It is not yet clear how much can be accomplished given the atmosphere of intra- and inter-party conflict that still prevails. The Farm Bill is one of the many pieces of standard congressional business that has been on hold, but when the funding of the entire government needs to be at least extended, and when responses are required for multiple international conflicts, it seems likely that there could be delays.

For decades the Farm Bill has been an omnibus package of laws about new and existing agriculture or nutrition programs (e.g. SNAP). If congress is not able to draft and pass a new Farm Bill before the end of the year, they may instead pass an extension of the current bill and deal with it in 2024. If the current law lapses without an extension, the Farm Bill would actually revert to what it was in the 1940s because technically each new farm bill is an additional amendment to one old version. Ironically that would be a flashback to the decade in which the two likely 2024 presidential nominees were born.

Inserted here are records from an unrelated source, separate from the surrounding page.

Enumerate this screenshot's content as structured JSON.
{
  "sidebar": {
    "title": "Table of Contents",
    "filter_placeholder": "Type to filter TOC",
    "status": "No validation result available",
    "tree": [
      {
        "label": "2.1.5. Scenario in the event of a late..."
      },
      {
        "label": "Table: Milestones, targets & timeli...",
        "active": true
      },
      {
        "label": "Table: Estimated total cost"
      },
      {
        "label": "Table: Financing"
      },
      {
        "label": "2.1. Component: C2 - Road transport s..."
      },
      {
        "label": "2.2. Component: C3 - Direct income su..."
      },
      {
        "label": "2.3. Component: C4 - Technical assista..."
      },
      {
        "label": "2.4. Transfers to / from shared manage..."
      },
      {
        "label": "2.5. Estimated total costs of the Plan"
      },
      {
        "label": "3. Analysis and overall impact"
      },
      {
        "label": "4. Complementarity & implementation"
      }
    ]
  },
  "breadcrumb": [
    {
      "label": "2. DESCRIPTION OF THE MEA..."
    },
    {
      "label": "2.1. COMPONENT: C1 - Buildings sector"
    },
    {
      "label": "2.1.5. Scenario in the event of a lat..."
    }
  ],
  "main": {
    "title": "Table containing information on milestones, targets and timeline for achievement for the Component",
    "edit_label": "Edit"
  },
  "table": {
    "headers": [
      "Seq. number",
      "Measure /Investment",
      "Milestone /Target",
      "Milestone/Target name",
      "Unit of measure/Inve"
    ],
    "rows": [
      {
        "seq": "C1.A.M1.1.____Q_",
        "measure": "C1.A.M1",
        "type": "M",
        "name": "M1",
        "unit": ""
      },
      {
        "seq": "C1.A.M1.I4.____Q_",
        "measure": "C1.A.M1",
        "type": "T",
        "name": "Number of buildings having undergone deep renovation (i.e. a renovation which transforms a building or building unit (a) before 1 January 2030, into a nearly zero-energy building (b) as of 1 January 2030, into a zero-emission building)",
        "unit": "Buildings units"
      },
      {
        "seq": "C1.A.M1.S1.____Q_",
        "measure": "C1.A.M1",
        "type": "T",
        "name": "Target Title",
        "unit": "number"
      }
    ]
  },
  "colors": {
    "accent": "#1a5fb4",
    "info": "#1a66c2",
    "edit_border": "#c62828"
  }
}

The Farm Bill tends to be something with bipartisan support although there are Republicans that are not supportive of government aid programs like SNAP even though that expense amounts to only $6/day of benefits to poor families. Many USDA conservation programs that support specific desirable farming practices are funded through the farm bill, but those are not typically controversial. There are practical, political, and logistic reasons to combine most farming-related laws and programs in one big Farm Bill. This is because even when there is a functioning government there are only so many bills/year that can be fully considered one at a time.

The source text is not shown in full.